Thanks. The interface is a bit wonky when it comes to UX design. Tech points can't be generated or harvested, they have to be bought. You can right-click on the various resources in the header-bar to convert between them at a cost. Any resource can purchase 1 tech point for 350, or, by right-clicking on the tech point part of the headerbar, you can buy 1 techpoint for 100 of each resource. You can also make "trade offers" with other players, despite being at war with each other.
Also, if I recall correctly, you're unable to capture enemy planets if there is any enemy ship within X spaces of that planet. It's a very short radius though - like two steps. Even once the ship is destroyed, you have to wait an additional turn to capture the planet (I think), allowing the enemy to move another nearby ship into range to prevent capture. (But by having one your ships within 5 or so steps of the planet, the planet can't produce more ships, otherwise the enemy would just produce a ship during your one-turn delay before capturing). If these rules were explained clearer, so players understood it, it makes it so you basically have to incapacitate or destroy all the enemy ships in nearby space (within one turn's worth of enemy movement) before capturing the planet.
Ships can be temporarily "disabled" for however many turns you want, so they don't take any fuel costs while disabled. This lets you, in theory, park fleets defensively in locations in a disabled state to save costs, and if you remember to awaken them manually when enemy ships approach.
Different planet times given more of different resources - the purple are the gas planets which give the most fuel. Planets also very in size (tiny, small, medium, large, huge), giving more resources. Gas planets are slightly rarer, and what with the random generation of the planets (except for the four corner starting planets), it's entirely possible your solar system was badly laid out. On your map, you can see what type of planets are what (but unfortunately, not their sizes - oops) by toggling different map options (switching from coloring planets by owner to coloring planets by type). Because of the nature of the orbits, most of the planets are clustered in the center of the map by intention, to create a concentration of high-value resources in what would be a heavy conflict area.

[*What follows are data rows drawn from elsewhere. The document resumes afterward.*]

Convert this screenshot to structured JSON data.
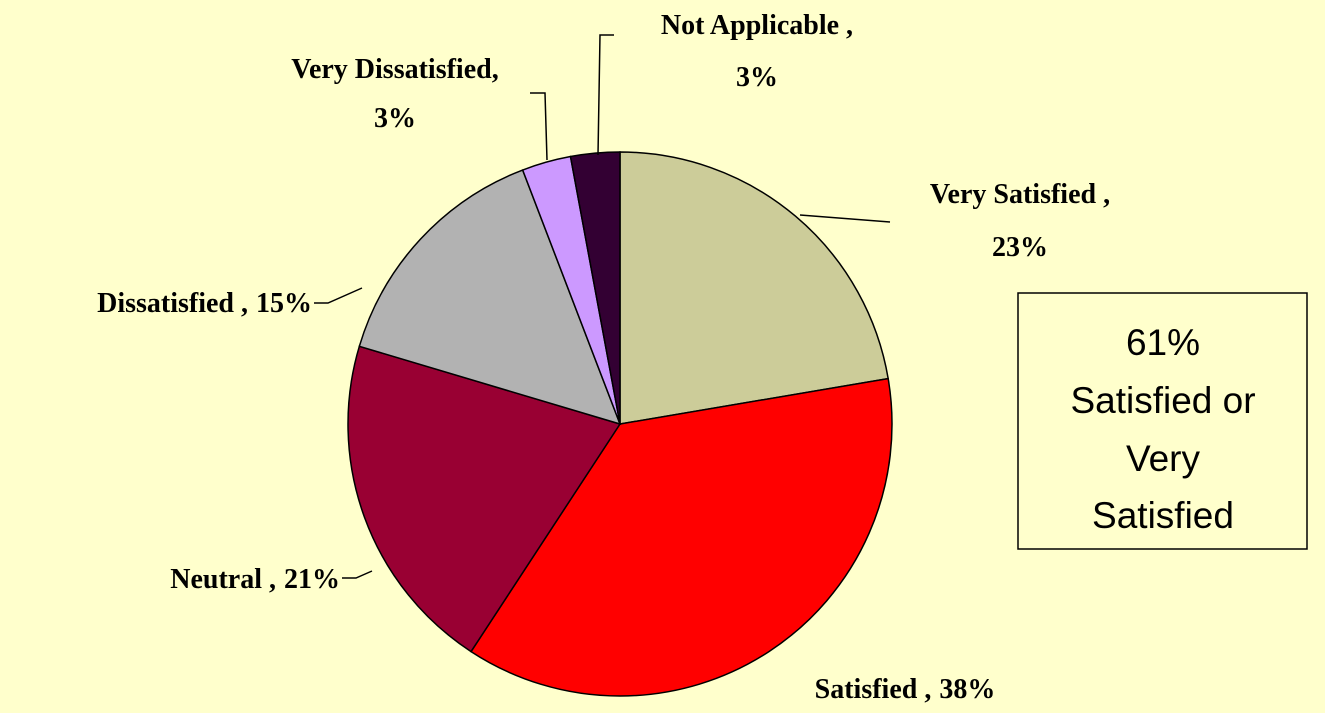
{
  "chart_data": {
    "type": "pie",
    "categories": [
      "Very Satisfied ,",
      "Satisfied ,",
      "Neutral ,",
      "Dissatisfied ,",
      "Very Dissatisfied,",
      "Not Applicable ,"
    ],
    "values": [
      23,
      38,
      21,
      15,
      3,
      3
    ],
    "value_labels": [
      "23%",
      "38%",
      "21%",
      "15%",
      "3%",
      "3%"
    ],
    "colors": [
      "#CCCC99",
      "#FF0000",
      "#990033",
      "#B2B2B2",
      "#CC99FF",
      "#330033"
    ],
    "annotation": [
      "61%",
      "Satisfied or",
      "Very",
      "Satisfied"
    ]
  }
}
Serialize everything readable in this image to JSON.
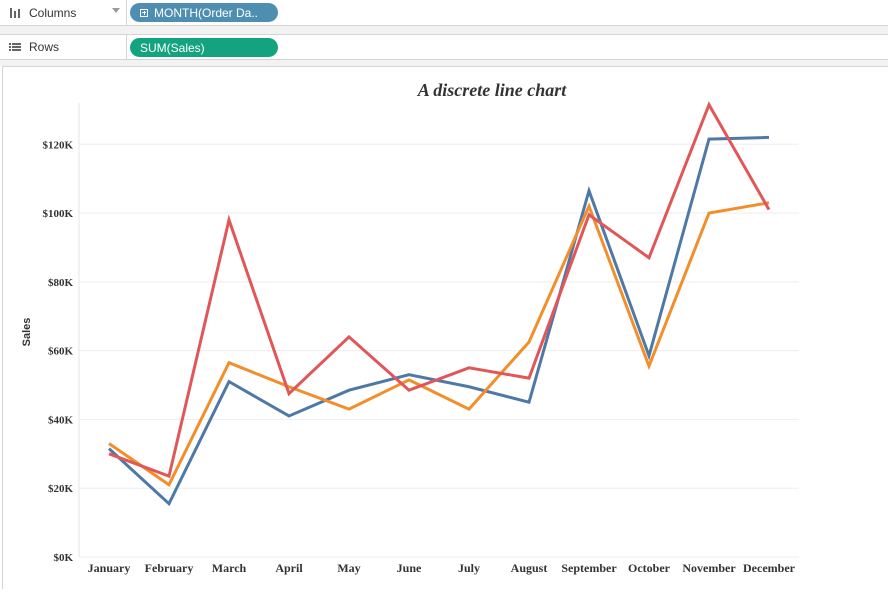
{
  "shelves": {
    "columns": {
      "label": "Columns",
      "pill": "MONTH(Order Da..",
      "icon": "columns-icon"
    },
    "rows": {
      "label": "Rows",
      "pill": "SUM(Sales)",
      "icon": "rows-icon"
    }
  },
  "colors": {
    "pill_columns": "#4e8fb1",
    "pill_rows": "#14a37f",
    "series": [
      "#4e79a7",
      "#f28e2b",
      "#e15759"
    ]
  },
  "chart_data": {
    "type": "line",
    "title": "A discrete line chart",
    "xlabel": "",
    "ylabel": "Sales",
    "categories": [
      "January",
      "February",
      "March",
      "April",
      "May",
      "June",
      "July",
      "August",
      "September",
      "October",
      "November",
      "December"
    ],
    "yticks": [
      0,
      20000,
      40000,
      60000,
      80000,
      100000,
      120000
    ],
    "ytick_labels": [
      "$0K",
      "$20K",
      "$40K",
      "$60K",
      "$80K",
      "$100K",
      "$120K"
    ],
    "ylim": [
      0,
      132000
    ],
    "grid": true,
    "legend": "none",
    "series": [
      {
        "values": [
          31500,
          15500,
          51000,
          41000,
          48500,
          53000,
          49500,
          45000,
          106500,
          58500,
          121500,
          122000
        ]
      },
      {
        "values": [
          33000,
          21000,
          56500,
          49500,
          43000,
          51500,
          43000,
          62500,
          102000,
          55500,
          100000,
          103000
        ]
      },
      {
        "values": [
          30000,
          23500,
          98000,
          47500,
          64000,
          48500,
          55000,
          52000,
          99500,
          87000,
          131500,
          101000
        ]
      }
    ]
  }
}
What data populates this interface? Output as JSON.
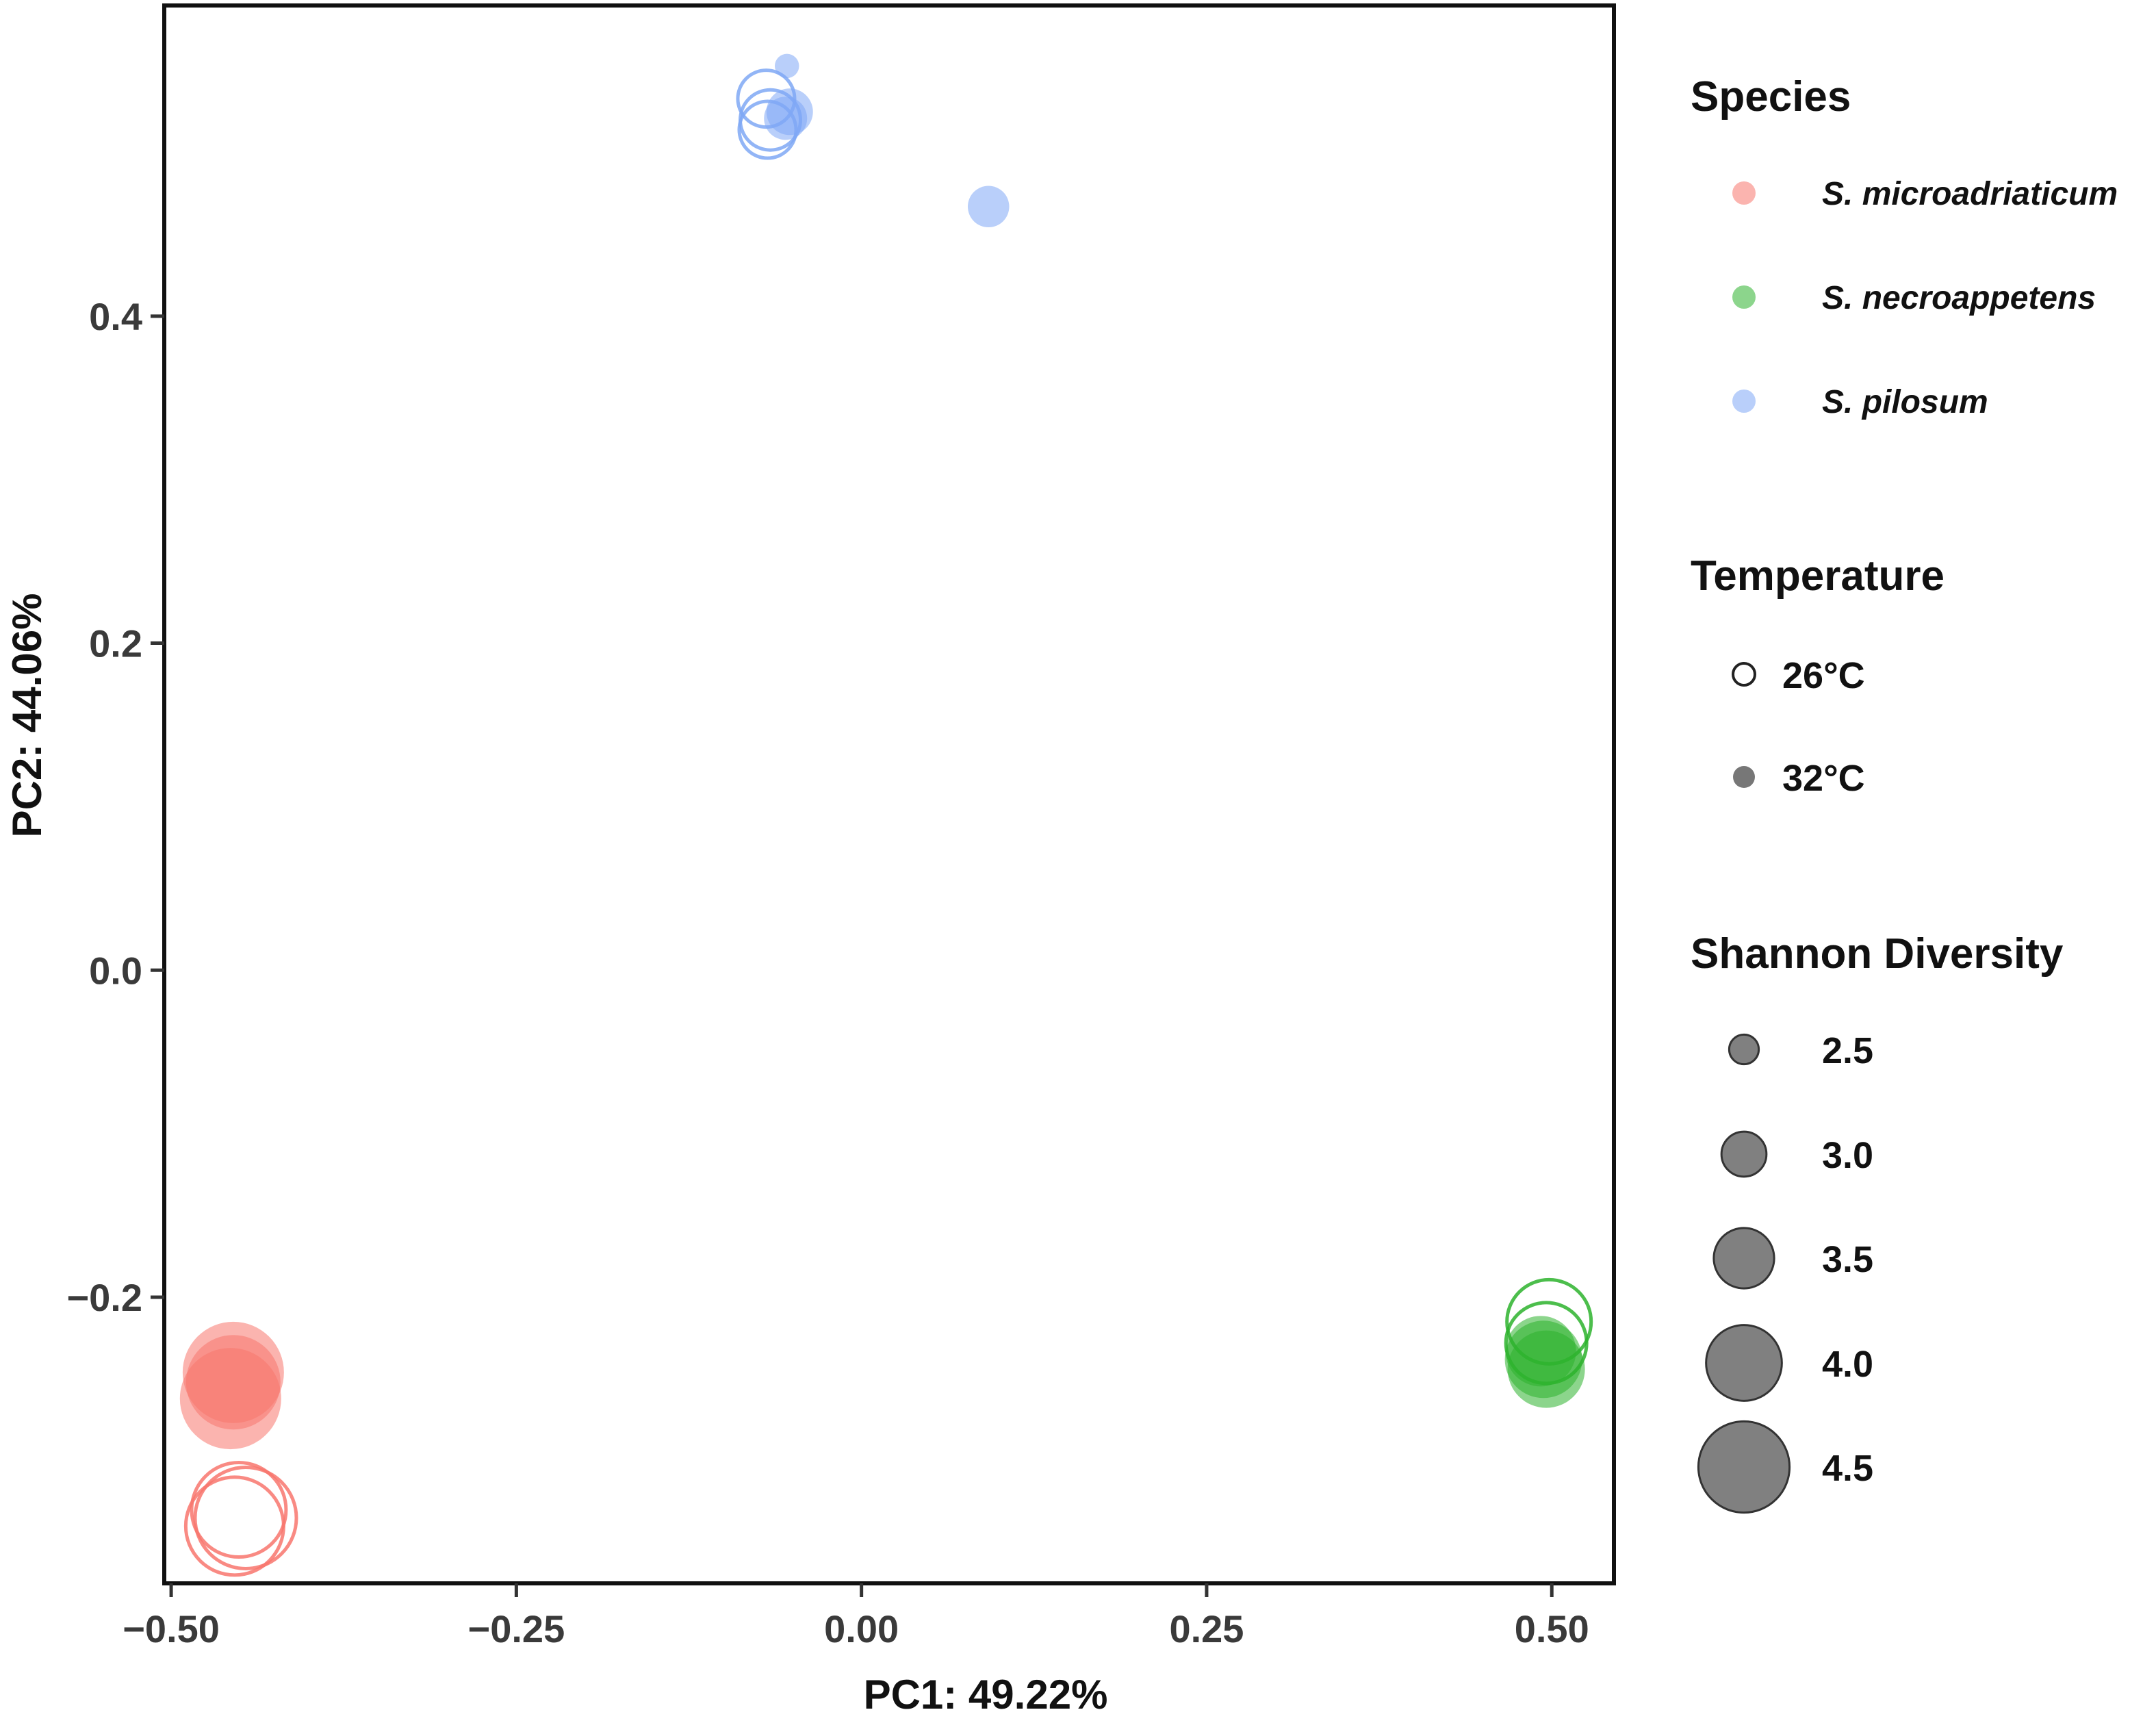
{
  "chart_data": {
    "type": "scatter",
    "title": "",
    "xlabel": "PC1: 49.22%",
    "ylabel": "PC2: 44.06%",
    "xlim": [
      -0.505,
      0.545
    ],
    "ylim": [
      -0.375,
      0.59
    ],
    "x_ticks": [
      {
        "value": -0.5,
        "label": "−0.50"
      },
      {
        "value": -0.25,
        "label": "−0.25"
      },
      {
        "value": 0.0,
        "label": "0.00"
      },
      {
        "value": 0.25,
        "label": "0.25"
      },
      {
        "value": 0.5,
        "label": "0.50"
      }
    ],
    "y_ticks": [
      {
        "value": -0.2,
        "label": "−0.2"
      },
      {
        "value": 0.0,
        "label": "0.0"
      },
      {
        "value": 0.2,
        "label": "0.2"
      },
      {
        "value": 0.4,
        "label": "0.4"
      }
    ],
    "grid": false,
    "legend_placement": "right",
    "species": [
      {
        "key": "micro",
        "label": "S. microadriaticum",
        "color": "#F8766D"
      },
      {
        "key": "necro",
        "label": "S. necroappetens",
        "color": "#2DB32D"
      },
      {
        "key": "pilo",
        "label": "S. pilosum",
        "color": "#7FA8F5"
      }
    ],
    "temperatures": [
      {
        "label": "26°C",
        "filled": false
      },
      {
        "label": "32°C",
        "filled": true
      }
    ],
    "shannon_sizes": [
      {
        "value": 2.5,
        "label": "2.5"
      },
      {
        "value": 3.0,
        "label": "3.0"
      },
      {
        "value": 3.5,
        "label": "3.5"
      },
      {
        "value": 4.0,
        "label": "4.0"
      },
      {
        "value": 4.5,
        "label": "4.5"
      }
    ],
    "legend_titles": {
      "species": "Species",
      "temperature": "Temperature",
      "shannon": "Shannon Diversity"
    },
    "points": [
      {
        "species": "micro",
        "temp": "32",
        "x": -0.455,
        "y": -0.246,
        "shannon": 4.5
      },
      {
        "species": "micro",
        "temp": "32",
        "x": -0.457,
        "y": -0.262,
        "shannon": 4.5
      },
      {
        "species": "micro",
        "temp": "32",
        "x": -0.455,
        "y": -0.252,
        "shannon": 4.3
      },
      {
        "species": "micro",
        "temp": "26",
        "x": -0.451,
        "y": -0.33,
        "shannon": 4.3
      },
      {
        "species": "micro",
        "temp": "26",
        "x": -0.446,
        "y": -0.335,
        "shannon": 4.5
      },
      {
        "species": "micro",
        "temp": "26",
        "x": -0.454,
        "y": -0.34,
        "shannon": 4.4
      },
      {
        "species": "necro",
        "temp": "26",
        "x": 0.498,
        "y": -0.215,
        "shannon": 4.0
      },
      {
        "species": "necro",
        "temp": "26",
        "x": 0.496,
        "y": -0.228,
        "shannon": 3.9
      },
      {
        "species": "necro",
        "temp": "32",
        "x": 0.494,
        "y": -0.238,
        "shannon": 3.8
      },
      {
        "species": "necro",
        "temp": "32",
        "x": 0.496,
        "y": -0.244,
        "shannon": 3.8
      },
      {
        "species": "necro",
        "temp": "32",
        "x": 0.492,
        "y": -0.233,
        "shannon": 3.6
      },
      {
        "species": "pilo",
        "temp": "26",
        "x": -0.069,
        "y": 0.533,
        "shannon": 3.2
      },
      {
        "species": "pilo",
        "temp": "26",
        "x": -0.066,
        "y": 0.52,
        "shannon": 3.3
      },
      {
        "species": "pilo",
        "temp": "26",
        "x": -0.068,
        "y": 0.514,
        "shannon": 3.2
      },
      {
        "species": "pilo",
        "temp": "32",
        "x": -0.052,
        "y": 0.525,
        "shannon": 2.9
      },
      {
        "species": "pilo",
        "temp": "32",
        "x": -0.055,
        "y": 0.521,
        "shannon": 2.8
      },
      {
        "species": "pilo",
        "temp": "32",
        "x": -0.054,
        "y": 0.553,
        "shannon": 2.25
      },
      {
        "species": "pilo",
        "temp": "32",
        "x": 0.092,
        "y": 0.467,
        "shannon": 2.75
      }
    ]
  }
}
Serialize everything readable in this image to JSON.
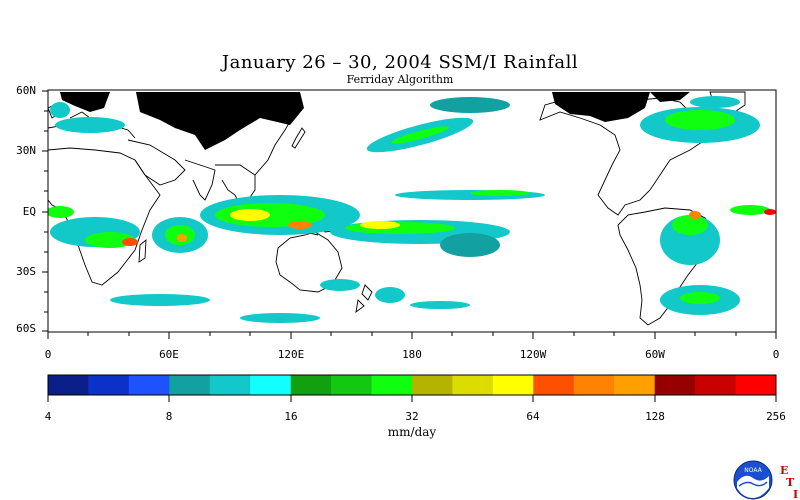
{
  "title": "January 26 – 30, 2004 SSM/I Rainfall",
  "subtitle": "Ferriday Algorithm",
  "lat_labels": [
    "60N",
    "30N",
    "EQ",
    "30S",
    "60S"
  ],
  "lon_labels": [
    "0",
    "60E",
    "120E",
    "180",
    "120W",
    "60W",
    "0"
  ],
  "colorbar": {
    "unit_label": "mm/day",
    "tick_labels": [
      "4",
      "8",
      "16",
      "32",
      "64",
      "128",
      "256"
    ],
    "colors": [
      "#0a1f8a",
      "#0a31c8",
      "#1e52ff",
      "#13a0a0",
      "#12c8c8",
      "#12ffff",
      "#10a010",
      "#12c812",
      "#10ff10",
      "#b4b400",
      "#dcdc00",
      "#ffff00",
      "#ff5000",
      "#ff8200",
      "#ffa000",
      "#960000",
      "#c80000",
      "#ff0000"
    ]
  },
  "logo": {
    "name": "NOAA",
    "side_letters": [
      "E",
      "T",
      "I"
    ]
  }
}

Ship levels, if I recall right, also increase the (non-visible? ) base stats of the ship. Strength, defense, health. The jump in strength is way too high, if I remember right. Though I did some last-minute tweaking of that, during playtests, so that might've been adjusted some in whatever was the final build way back then.
It's a finished project, but not a well-designed one (plenty of good ideas, but poor execution and lack of iteration and tweaking of the design).
Thank you for trying it - I don't want to derail your thread anymore, but if you have any questions about the mechanics or design you're welcome to PM me about it.